Autonomo, modulare ed elettrico per cose e persone. Il Metrosnap è un veicolo autonomo modulare con un'autonomia di 130 km e una velocità massima di 85 km/h. Le batterie sono posizionate nella parte inferiore del telaio e anche nella sezione superiore dell'abitacolo, che può essere sostituito in base alle esigenze. I due pacchi batteria possono essere caricati separatamente in modo da offrire maggiori possibilità di utilizzo, per esempio sostituendo lo skateboard di base per ripristinare velocemente l'autonomia al posto di una ricarica tradizionale.
Batterie separate tra chassis e pod. Il design simmetrico del veicolo è pensato per massimizzare lo spazio interno e possono essere indifferentemente installati sia abitacoli per trasporto di persone sia vani cargo per uso commerciale, definiti pod. Il sistema di swap dei componenti sarà presto coperto da brevetto e si annuncia semplice e soprattutto economico, con tempi calcolati in pochi secondi e un sistema plug-in per la trasmissione dati. La possibilità di usare la stessa piattaforma 24 ore al giorno per diversi scopi rende il veicolo più efficiente dal punto di vista dei costi.

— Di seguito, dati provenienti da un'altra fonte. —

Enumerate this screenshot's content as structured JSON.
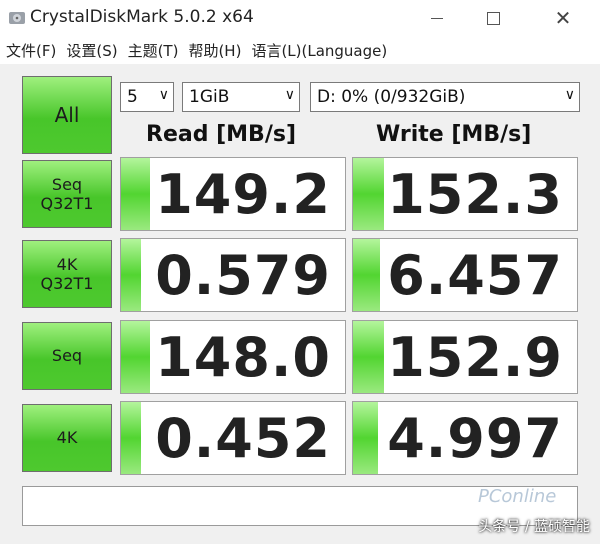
{
  "window": {
    "title": "CrystalDiskMark 5.0.2 x64",
    "icon": "app-icon"
  },
  "menu": [
    {
      "label": "文件(F)"
    },
    {
      "label": "设置(S)"
    },
    {
      "label": "主题(T)"
    },
    {
      "label": "帮助(H)"
    },
    {
      "label": "语言(L)(Language)"
    }
  ],
  "controls": {
    "all_label": "All",
    "count": "5",
    "size": "1GiB",
    "drive": "D: 0% (0/932GiB)"
  },
  "headers": {
    "read": "Read [MB/s]",
    "write": "Write [MB/s]"
  },
  "rows": [
    {
      "label_line1": "Seq",
      "label_line2": "Q32T1",
      "read": "149.2",
      "write": "152.3",
      "read_fill": 0.13,
      "write_fill": 0.14
    },
    {
      "label_line1": "4K",
      "label_line2": "Q32T1",
      "read": "0.579",
      "write": "6.457",
      "read_fill": 0.09,
      "write_fill": 0.12
    },
    {
      "label_line1": "Seq",
      "label_line2": "",
      "read": "148.0",
      "write": "152.9",
      "read_fill": 0.13,
      "write_fill": 0.14
    },
    {
      "label_line1": "4K",
      "label_line2": "",
      "read": "0.452",
      "write": "4.997",
      "read_fill": 0.09,
      "write_fill": 0.11
    }
  ],
  "comment": "",
  "watermarks": {
    "site": "PConline",
    "author": "头条号 / 蓝硕智能"
  },
  "colors": {
    "accent_green": "#48c62a",
    "fill_green": "#52d531"
  }
}
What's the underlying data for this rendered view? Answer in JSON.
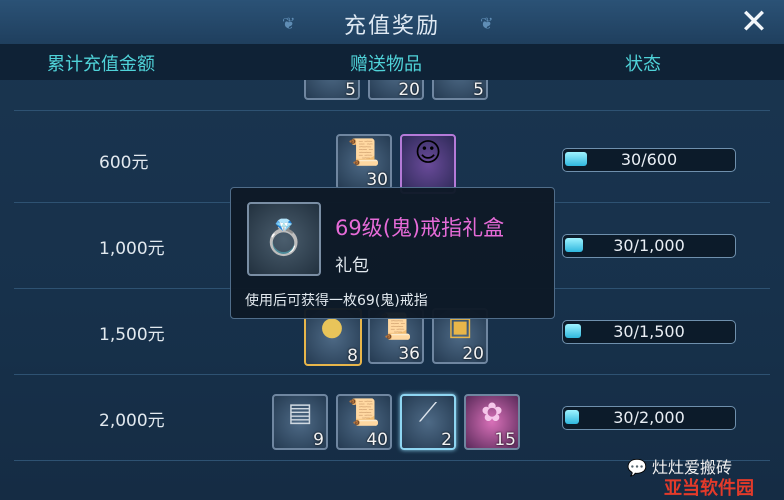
{
  "window": {
    "title": "充值奖励",
    "close_icon": "close-icon"
  },
  "columns": [
    "累计充值金额",
    "赠送物品",
    "状态"
  ],
  "rows": [
    {
      "amount": "",
      "items": [
        {
          "icon": "armor-icon",
          "count": "5"
        },
        {
          "icon": "heart-icon",
          "count": "20"
        },
        {
          "icon": "treasure-chest-icon",
          "count": "5"
        }
      ],
      "status": "",
      "progress": 0.05
    },
    {
      "amount": "600元",
      "items": [
        {
          "icon": "scroll-icon",
          "count": "30"
        },
        {
          "icon": "character-card-icon",
          "count": ""
        }
      ],
      "status": "30/600",
      "progress": 0.05
    },
    {
      "amount": "1,000元",
      "items": [],
      "status": "30/1,000",
      "progress": 0.03
    },
    {
      "amount": "1,500元",
      "items": [
        {
          "icon": "pearl-icon",
          "count": "8"
        },
        {
          "icon": "scroll-icon",
          "count": "36"
        },
        {
          "icon": "treasure-chest-icon",
          "count": "20"
        }
      ],
      "status": "30/1,500",
      "progress": 0.02
    },
    {
      "amount": "2,000元",
      "items": [
        {
          "icon": "paper-icon",
          "count": "9"
        },
        {
          "icon": "scroll-icon",
          "count": "40"
        },
        {
          "icon": "spear-icon",
          "count": "2"
        },
        {
          "icon": "flower-icon",
          "count": "15"
        }
      ],
      "status": "30/2,000",
      "progress": 0.015
    }
  ],
  "tooltip": {
    "name": "69级(鬼)戒指礼盒",
    "type": "礼包",
    "description": "使用后可获得一枚69(鬼)戒指",
    "icon": "ring-icon"
  },
  "watermark": {
    "line1": "灶灶爱搬砖",
    "line2": "亚当软件园"
  },
  "colors": {
    "header_text": "#4fd2d8",
    "tooltip_name": "#e66bd8",
    "progress_fill": "#2fb7de"
  }
}
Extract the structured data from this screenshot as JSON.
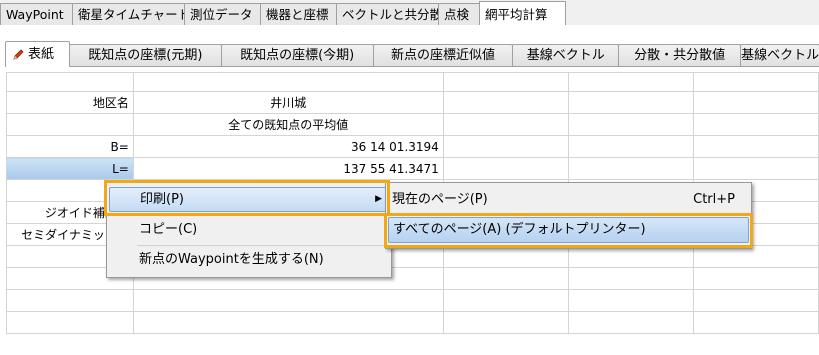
{
  "top_tabs": [
    "WayPoint",
    "衛星タイムチャート",
    "測位データ",
    "機器と座標",
    "ベクトルと共分散",
    "点検",
    "網平均計算"
  ],
  "sub_tabs": [
    "表紙",
    "既知点の座標(元期)",
    "既知点の座標(今期)",
    "新点の座標近似値",
    "基線ベクトル",
    "分散・共分散値",
    "基線ベクトル"
  ],
  "grid": {
    "rows": [
      [
        "",
        "",
        "",
        "",
        ""
      ],
      [
        "地区名",
        "井川城",
        "",
        "",
        ""
      ],
      [
        "",
        "全ての既知点の平均値",
        "",
        "",
        ""
      ],
      [
        "B=",
        "36 14 01.3194",
        "",
        "",
        ""
      ],
      [
        "L=",
        "137 55 41.3471",
        "",
        "",
        ""
      ],
      [
        "",
        "",
        "",
        "",
        ""
      ],
      [
        "ジオイド補正補",
        "",
        "",
        "",
        ""
      ],
      [
        "セミダイナミック補",
        "",
        "",
        "",
        ""
      ],
      [
        "",
        "",
        "",
        "",
        ""
      ],
      [
        "",
        "",
        "",
        "",
        ""
      ],
      [
        "",
        "",
        "",
        "",
        ""
      ],
      [
        "",
        "",
        "",
        "",
        ""
      ]
    ]
  },
  "context_menu": {
    "items": [
      "印刷(P)",
      "コピー(C)",
      "新点のWaypointを生成する(N)"
    ]
  },
  "submenu": {
    "items": [
      {
        "label": "現在のページ(P)",
        "shortcut": "Ctrl+P"
      },
      {
        "label": "すべてのページ(A) (デフォルトプリンター)",
        "shortcut": ""
      }
    ]
  },
  "colors": {
    "highlight_border": "#f0a818",
    "selection": "#a8c9ea"
  }
}
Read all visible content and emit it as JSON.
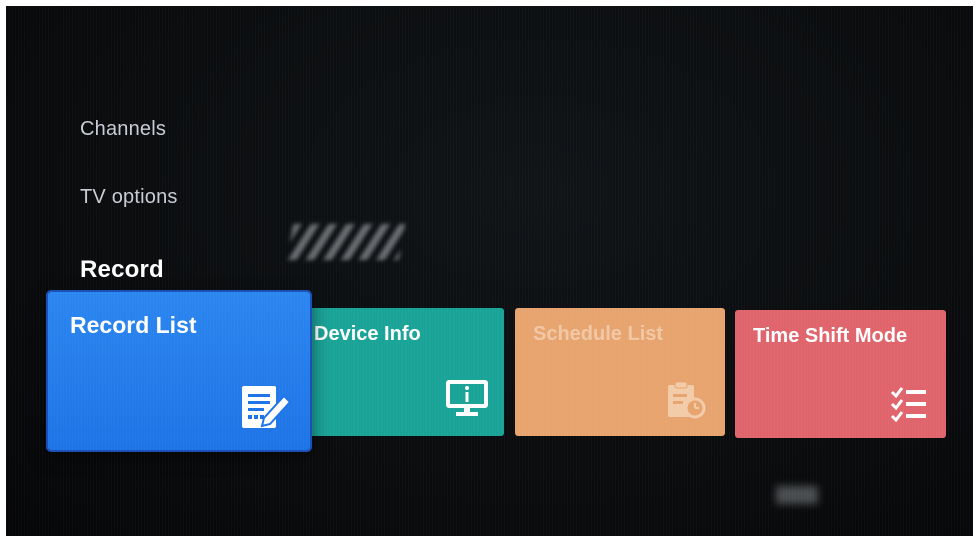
{
  "menu": {
    "items": [
      {
        "label": "Channels"
      },
      {
        "label": "TV options"
      },
      {
        "label": "Record"
      }
    ],
    "selected": "Record"
  },
  "tiles": [
    {
      "label": "Record List",
      "icon": "edit-document-icon",
      "color": "#1e74e6",
      "focused": true
    },
    {
      "label": "Device Info",
      "icon": "monitor-info-icon",
      "color": "#1aa397"
    },
    {
      "label": "Schedule List",
      "icon": "clipboard-clock-icon",
      "color": "#e8a46f",
      "disabled": true
    },
    {
      "label": "Time Shift Mode",
      "icon": "checklist-icon",
      "color": "#e0646c"
    }
  ]
}
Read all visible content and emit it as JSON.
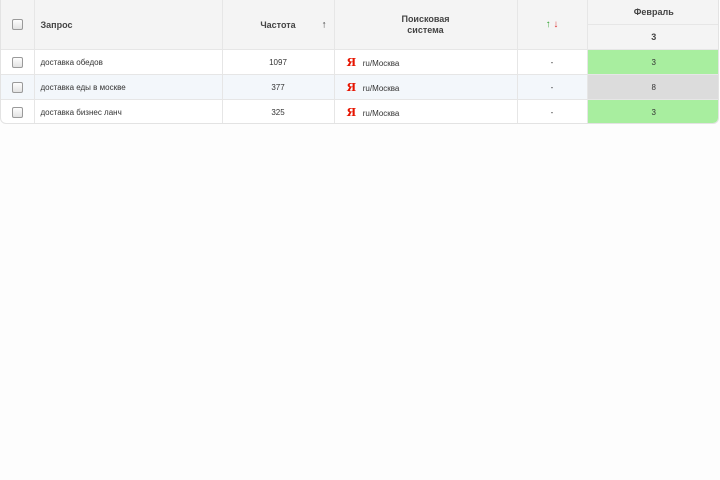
{
  "header": {
    "query_label": "Запрос",
    "frequency_label": "Частота",
    "sort_arrow": "↑",
    "search_engine_line1": "Поисковая",
    "search_engine_line2": "система",
    "change_up": "↑",
    "change_down": "↓",
    "month_label": "Февраль",
    "month_position": "3"
  },
  "rows": [
    {
      "query": "доставка обедов",
      "frequency": "1097",
      "engine_icon": "Я",
      "region": "ru/Москва",
      "change": "-",
      "position": "3",
      "position_color": "#a8ee9f"
    },
    {
      "query": "доставка еды в москве",
      "frequency": "377",
      "engine_icon": "Я",
      "region": "ru/Москва",
      "change": "-",
      "position": "8",
      "position_color": "#dcdcdc"
    },
    {
      "query": "доставка бизнес ланч",
      "frequency": "325",
      "engine_icon": "Я",
      "region": "ru/Москва",
      "change": "-",
      "position": "3",
      "position_color": "#a8ee9f"
    }
  ]
}
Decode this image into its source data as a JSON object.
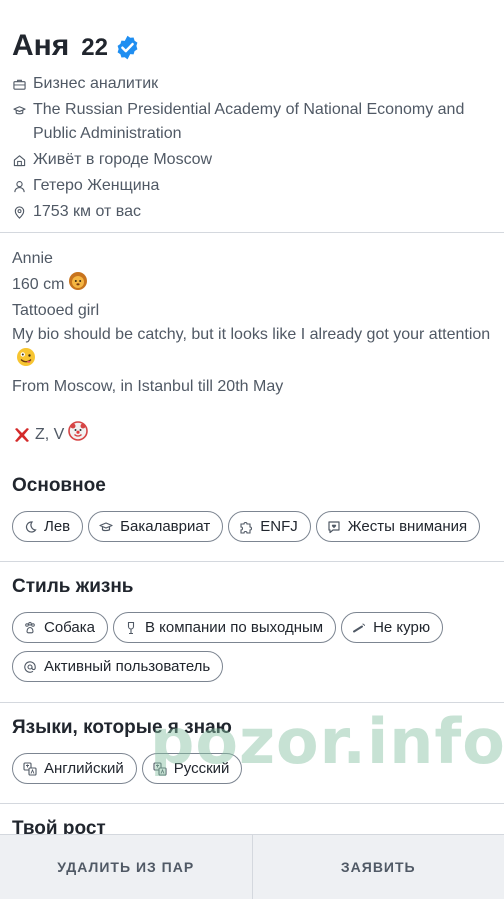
{
  "profile": {
    "name": "Аня",
    "age": "22",
    "info": [
      {
        "icon": "briefcase-icon",
        "text": "Бизнес аналитик"
      },
      {
        "icon": "graduation-cap-icon",
        "text": "The Russian Presidential Academy of National Economy and Public Administration"
      },
      {
        "icon": "home-icon",
        "text": "Живёт в городе Moscow"
      },
      {
        "icon": "person-icon",
        "text": "Гетеро Женщина"
      },
      {
        "icon": "location-pin-icon",
        "text": "1753 км от вас"
      }
    ]
  },
  "bio": {
    "lines": [
      "Annie",
      "160 cm",
      "Tattooed girl",
      "My bio should be catchy, but it looks like I already got your attention",
      "From Moscow, in Istanbul till 20th May"
    ],
    "last_line": "Z, V"
  },
  "sections": {
    "basics": {
      "title": "Основное",
      "chips": [
        {
          "icon": "moon-icon",
          "label": "Лев"
        },
        {
          "icon": "graduation-cap-icon",
          "label": "Бакалавриат"
        },
        {
          "icon": "puzzle-icon",
          "label": "ENFJ"
        },
        {
          "icon": "message-heart-icon",
          "label": "Жесты внимания"
        }
      ]
    },
    "lifestyle": {
      "title": "Стиль жизнь",
      "chips": [
        {
          "icon": "paw-icon",
          "label": "Собака"
        },
        {
          "icon": "wine-glass-icon",
          "label": "В компании по выходным"
        },
        {
          "icon": "cigarette-icon",
          "label": "Не курю"
        },
        {
          "icon": "at-icon",
          "label": "Активный пользователь"
        }
      ]
    },
    "languages": {
      "title": "Языки, которые я знаю",
      "chips": [
        {
          "icon": "translate-icon",
          "label": "Английский"
        },
        {
          "icon": "translate-icon",
          "label": "Русский"
        }
      ]
    },
    "height": {
      "title": "Твой рост"
    }
  },
  "watermark": "pozor.info",
  "actions": {
    "unmatch": "УДАЛИТЬ ИЗ ПАР",
    "report": "ЗАЯВИТЬ"
  },
  "colors": {
    "verified": "#1f8ef1",
    "text": "#21262e",
    "muted": "#505965"
  }
}
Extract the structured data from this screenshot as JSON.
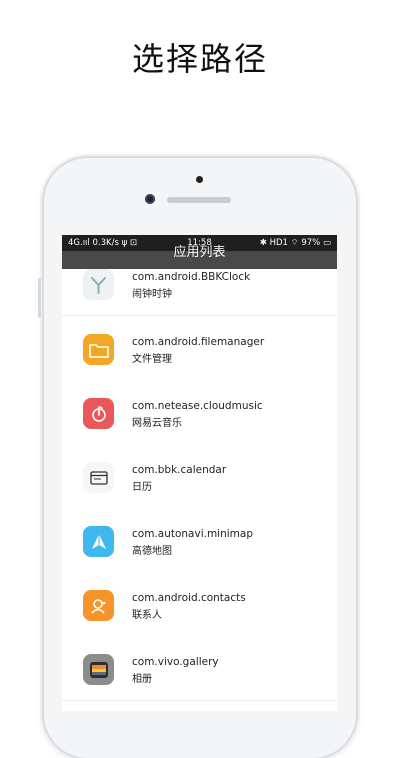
{
  "promo": {
    "title": "选择路径"
  },
  "status_bar": {
    "left": "4G.ııl 0.3K/s ψ ⊡",
    "time": "11:58",
    "right": "✱ HD1 ⌔ 97% ▭"
  },
  "header": {
    "title": "应用列表"
  },
  "apps": [
    {
      "package": "com.android.BBKClock",
      "name": "闹钟时钟",
      "icon": "clock-icon",
      "color": "#eef2f4"
    },
    {
      "package": "com.android.filemanager",
      "name": "文件管理",
      "icon": "folder-icon",
      "color": "#f2a825"
    },
    {
      "package": "com.netease.cloudmusic",
      "name": "网易云音乐",
      "icon": "music-icon",
      "color": "#e9585a"
    },
    {
      "package": "com.bbk.calendar",
      "name": "日历",
      "icon": "calendar-icon",
      "color": "#f6f6f8"
    },
    {
      "package": "com.autonavi.minimap",
      "name": "高德地图",
      "icon": "map-icon",
      "color": "#3fb8f0"
    },
    {
      "package": "com.android.contacts",
      "name": "联系人",
      "icon": "contacts-icon",
      "color": "#f6932a"
    },
    {
      "package": "com.vivo.gallery",
      "name": "相册",
      "icon": "gallery-icon",
      "color": "#9a9a9a"
    }
  ]
}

Le collaborazioni tecniche del progetto. La Rinspeed ha collaborato con diverse aziende anche per la realizzazione delle infrastrutture software necessarie per gestire la flotta di veicoli autonomi e i servizi collegati. La Mhp ha studiato l'intelligenza artificiale di hase, la Sap ha sviluppato la piattaforma digitale e l'analisi dei dati, la Ey ha integrato il sistema blockchain per le transazioni con gli utenti e la Esg Mobility ha lavorato all'app destinata al clienti e all'architettura software chiamata a gestire le operazioni di swap. La Wirecard si è occupata delle procedure di pagamento virtuale, mentre la Zürich Insurance Group ha ipotizzato la possibilità di creare coperture assicurative su misura in base al tipo di utilizzo del veicolo. La Harman, infine, si è occupata dell'infotainment e dei display di bordo.